Alec oğlan yığını altından kendini kurtarıp zar zor ayağa kalktığından sırtından ittirildiğini hissetti. İleriye doğru tökezlerken dönüp baktığında arkasında bir görevlinin olduğunu ve oğlanları sanki sığır sürüsü itiyormuş gibi koğuşlara doğru ittiğini gördü.

Alec’in arkasındaki taşıyıcının içinden düzinelerce oğlan indiriliyordu ve bir kısmının ölmüş olduğunu ve gevşekçe yere yığıldığını görmek onu şaşırttı. O taşıyıcıda kendisinin de sıkışık vaziyette oradan çıktığını ve yolculuğu atlattığını hatırlayıp hayrete düştü. Vücudundaki tüm kemikler ağrıyordu, eklemleri sertleşmişti ve yürümeye başladığında, daha önce hiç hissetmediği kadar yorgun hissediyordu. Aylardır uyumamış gibi hissediyordu ve sanki dünyanın sonuna gelmiş gibiydi.

Çatırtı sesleri havayı doldurdu ve Alec başını kaldırıp baktığında yüz metre kadar uzağında Ateş Duvarlarını gördü. Oraya doğru yürürlerken duvarlar git gide büyüdü. Onları şahsen bu kadar yakından görmek büyüleyiciydi ve attığı her adımda artan sıcaklığına minnettar oldu. Fakat bir yandan da daha yakından ne kadar sıcak olabileceklerini düşünüp korktu. Devriye gezenler yirmi metre kadar yakınında geziyorlardı. Alışılmışın dışında koruyucu bir zırh giydiklerini fark etti fakat yine de sağda solda, çöktüğü belli, yatanlar da vardı.

“Şu ateşleri görüyor musun oğlum?” diyen şeytani bir ses duydu.
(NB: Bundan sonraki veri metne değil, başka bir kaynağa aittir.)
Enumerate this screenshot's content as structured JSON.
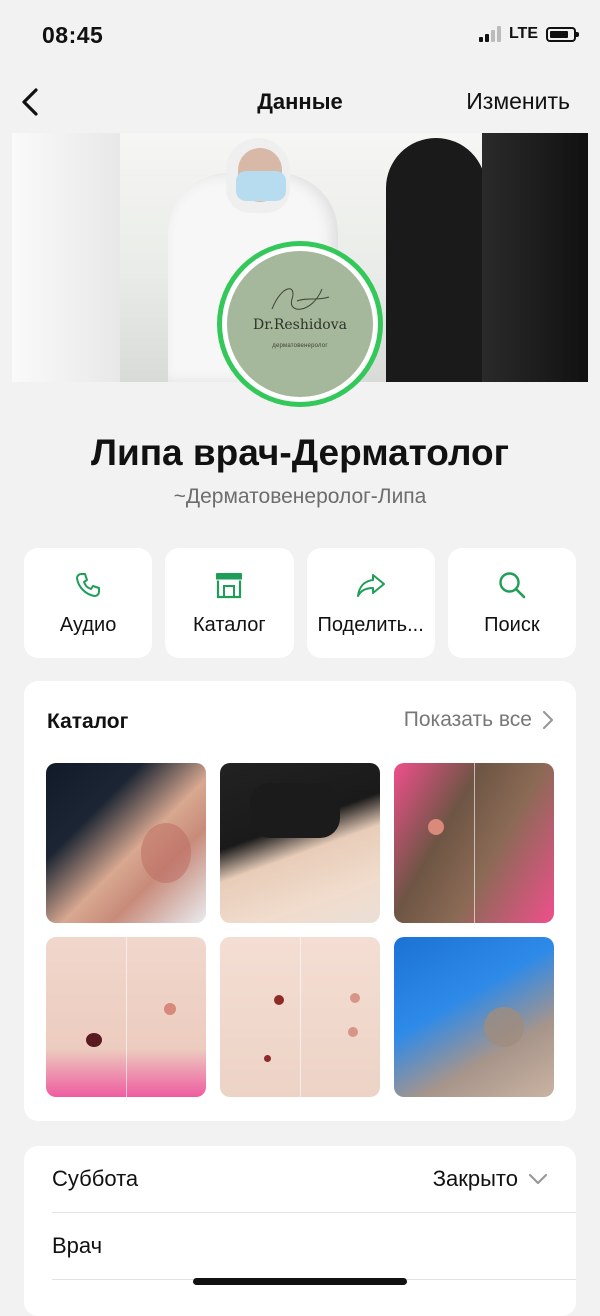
{
  "status_bar": {
    "time": "08:45",
    "network": "LTE",
    "battery_level": 0.8
  },
  "nav": {
    "back_icon": "chevron-left-icon",
    "title": "Данные",
    "edit_label": "Изменить"
  },
  "avatar": {
    "name": "Dr.Reshidova",
    "subtitle": "дерматовенеролог"
  },
  "profile": {
    "name": "Липа врач-Дерматолог",
    "subtitle": "~Дерматовенеролог-Липа"
  },
  "actions": [
    {
      "label": "Аудио",
      "icon": "phone-icon"
    },
    {
      "label": "Каталог",
      "icon": "store-icon"
    },
    {
      "label": "Поделить...",
      "icon": "share-arrow-icon"
    },
    {
      "label": "Поиск",
      "icon": "search-icon"
    }
  ],
  "catalog": {
    "title": "Каталог",
    "show_all": "Показать все",
    "show_all_icon": "chevron-right-icon",
    "items": [
      "photo-1",
      "photo-2",
      "photo-3",
      "photo-4",
      "photo-5",
      "photo-6"
    ]
  },
  "hours": {
    "day": "Суббота",
    "status": "Закрыто",
    "status_icon": "chevron-down-icon",
    "next_row": "Врач"
  },
  "colors": {
    "accent": "#1f9e57",
    "avatar_ring": "#34c759",
    "background": "#f2f2f2"
  }
}
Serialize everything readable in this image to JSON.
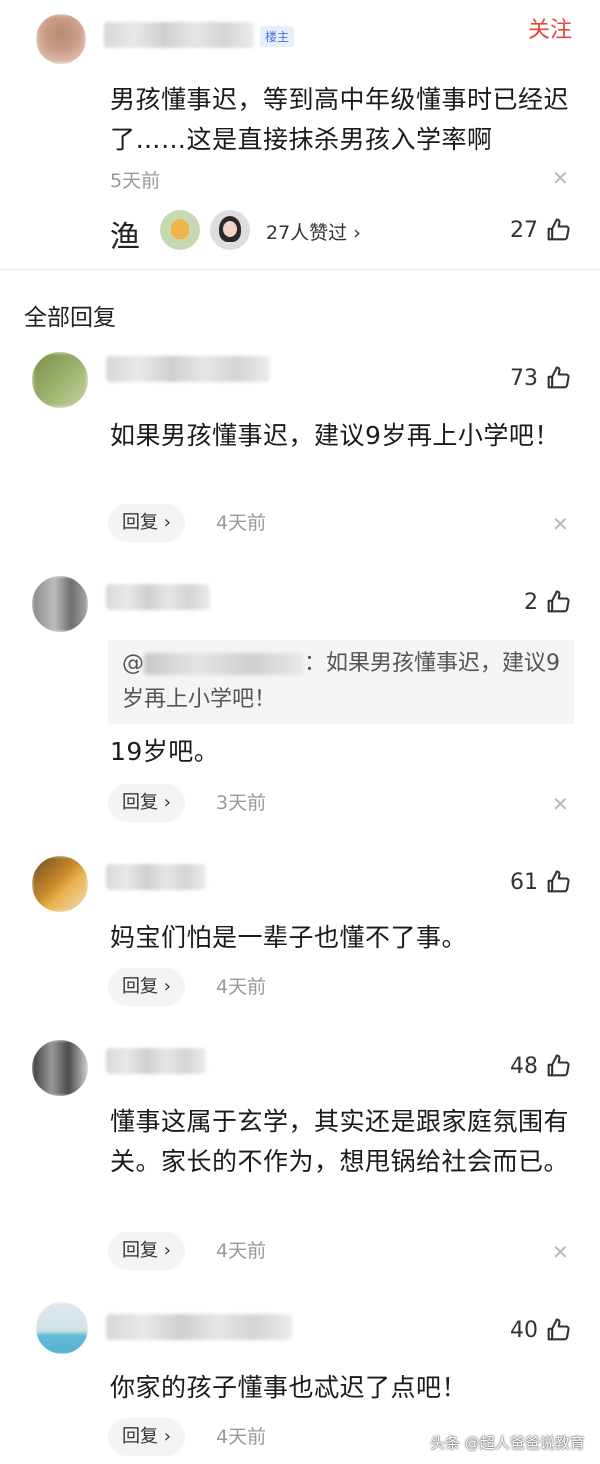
{
  "top_comment": {
    "author_badge": "楼主",
    "follow_label": "关注",
    "text": "男孩懂事迟，等到高中年级懂事时已经迟了……这是直接抹杀男孩入学率啊",
    "time": "5天前",
    "liker_avatar_char": "渔",
    "likers_label": "27人赞过 ›",
    "like_count": "27"
  },
  "section_title": "全部回复",
  "replies": [
    {
      "text": "如果男孩懂事迟，建议9岁再上小学吧！",
      "like_count": "73",
      "reply_label": "回复 ›",
      "time": "4天前"
    },
    {
      "quote_prefix": "@",
      "quote_text": "：如果男孩懂事迟，建议9岁再上小学吧！",
      "text": "19岁吧。",
      "like_count": "2",
      "reply_label": "回复 ›",
      "time": "3天前"
    },
    {
      "text": "妈宝们怕是一辈子也懂不了事。",
      "like_count": "61",
      "reply_label": "回复 ›",
      "time": "4天前"
    },
    {
      "text": "懂事这属于玄学，其实还是跟家庭氛围有关。家长的不作为，想甩锅给社会而已。",
      "like_count": "48",
      "reply_label": "回复 ›",
      "time": "4天前"
    },
    {
      "text": "你家的孩子懂事也忒迟了点吧！",
      "like_count": "40",
      "reply_label": "回复 ›",
      "time": "4天前"
    }
  ],
  "watermark": "头条 @超人爸爸说教育",
  "icons": {
    "like": "thumbs-up-icon",
    "close": "close-icon"
  },
  "colors": {
    "follow": "#e8453c",
    "badge_bg": "#e7eefc",
    "badge_text": "#4a74d8"
  }
}
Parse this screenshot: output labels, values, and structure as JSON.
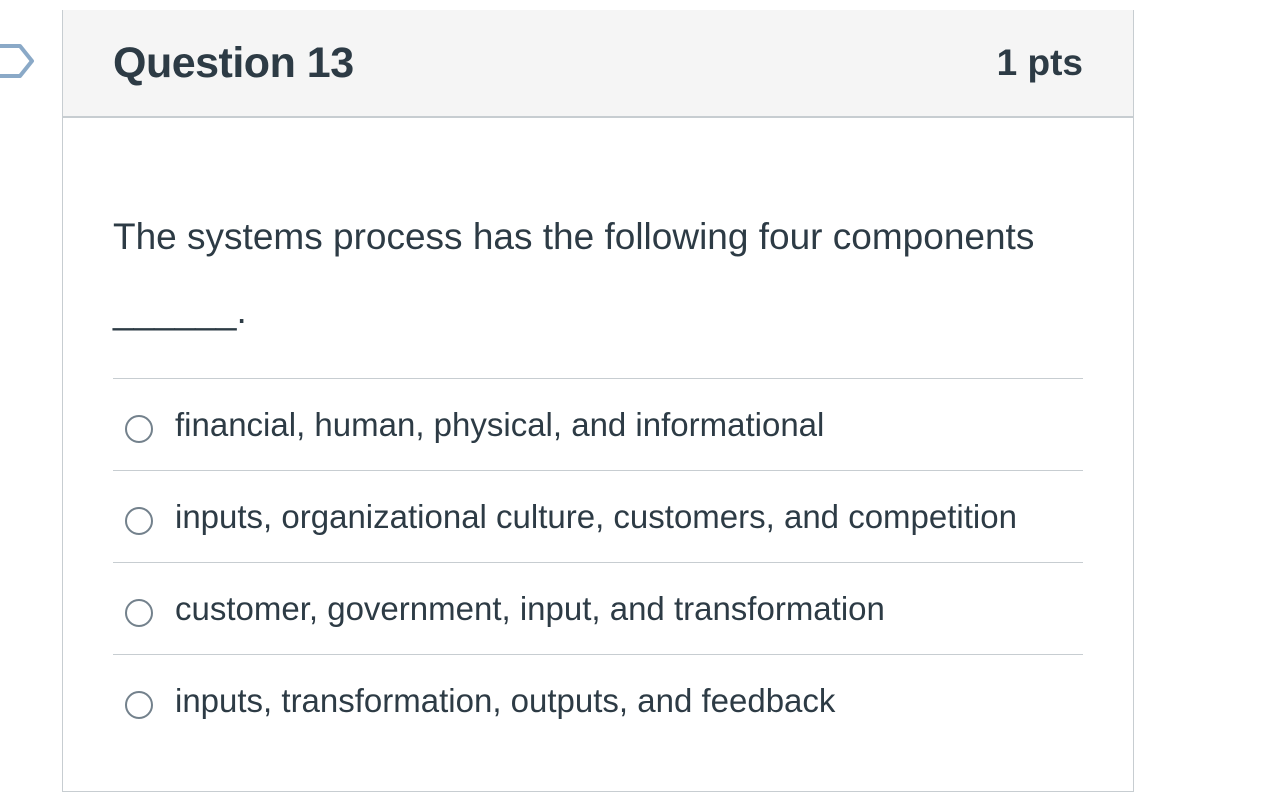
{
  "question": {
    "title": "Question 13",
    "points": "1 pts",
    "text_line1": "The systems process has the following four components",
    "text_line2": "______."
  },
  "answers": [
    {
      "label": "financial, human, physical, and informational",
      "selected": false
    },
    {
      "label": "inputs, organizational culture, customers, and competition",
      "selected": false
    },
    {
      "label": "customer, government, input, and transformation",
      "selected": false
    },
    {
      "label": "inputs, transformation, outputs, and feedback",
      "selected": false
    }
  ],
  "colors": {
    "text": "#2d3b45",
    "header_bg": "#f5f5f5",
    "border": "#c7cdd1",
    "radio_border": "#73818c"
  },
  "icons": {
    "flag": "bookmark-flag-icon"
  }
}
Alec dönüp baktığında taşıyıcıda kavga ettiği oğlanın arkasından geldiğini gördü, arkadaşı da yanındaydı ve alaycı bir ifadeyle bakıyordu.

“Yüzünü oraya yapıştırdığım zaman kimse seni tanıyamayacak, annen bile. Ellerini bir kütüğe dönüşünceye kadar yakacağım. Kaybetmeden önce sahip olduklarının kıymetini bil.”

Serti kaba bir sesle güldü, öksürük gibi bir ses çıkartıyordu.

Alec meydan okuyarak baktı, şimdi Marco da yanındaydı.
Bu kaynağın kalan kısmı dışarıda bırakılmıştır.